The broad facts of Ulcerative Colitis include the following:
- UC is a disease of the rectum and large intestine (also called the colon) only.
- The prevalence of UC and Crohn's disease are about equal.
- Approximately 700,000 Americans have UC.
- 50% of UC cases are considered mild
- It is estimated that 20 - 45% of UC patients will have some sort of surgery during their illness
- In UC, the rectum is always involved. But, the disease may also travel up through the colon.
- Ten years after diagnosis, the risk of colon cancer seems to be higher in UC patients than Crohn's patients.

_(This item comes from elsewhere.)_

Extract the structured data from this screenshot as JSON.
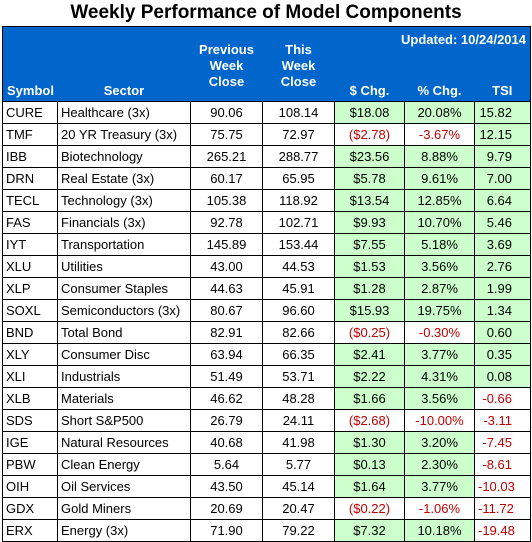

What exactly causes UC is not clearly known, but genetic factors, environmental factors, and a defect in the immune system are all possible causes.
Typical UC symptoms include:
- Diarrhea with blood and mucus present - this is the hallmark symptom of UC.
- Urgency to have a bowel movement
- Pain and cramping in the gut
- Loss of appetite
- Weight loss
Doctors tend to classify the severity of UC in a patient by how much of the colon is involved and the symptom pattern.
- Mild UC is classified as four diarrhea bowel movements (BM) per day with blood.
- Moderate is four to six BMs per day, with blood
- Severe is more than six BMs per day with blood.
- Proctitis is UC that involves only the rectum
- Proctosigmoiditis is UC that involves the rectum and the sigmoid colon
- Left-sided UC involves the left side of the colon from rectum to the bend in the colon
- Extensive UC or Pancolitis affects the entire colon
The typical tests used to detect UC include:
- Stool cultures
- Blood tests
- Barium x-rays
- Cat scans to look for inflammation, and
- The gold-standard test is the Biopsy of colon tissue taken during a sigmoidoscopy or a colonoscopy.
UC Treatments include various medications:
- Aminosalycilates or 5-ASA: Sulfasalazine (brand name: Azulfadine) and Mesalamine (brand names: Asacol, Pentasa, Rowasa)
- Steroids - side effects can be undesirable and difficult to live with
- Immunosuppresent Drugs or 6-MP like Imuran or Purinathol
- Biologic Therapies given via IV - Remicade is the only one used for UC
- Rectal enemas
- Antibiotics are used for certain infections but not as a long-term treatment of UC
Goals of treatment in UC are to achieve remission of symptoms, to avoid a flare-up, and to improve a patient's quality of life. Oftentimes, patients will find they are able to achieve remission using one UC medication. But other patients will need to try more than one, or use more than one medication at a time to achieve and maintain remission. UC patients also need to be made aware that these medications are not fast acting. It can often take 2-4 weeks, or more, before a patient sees any sort of response to the medication.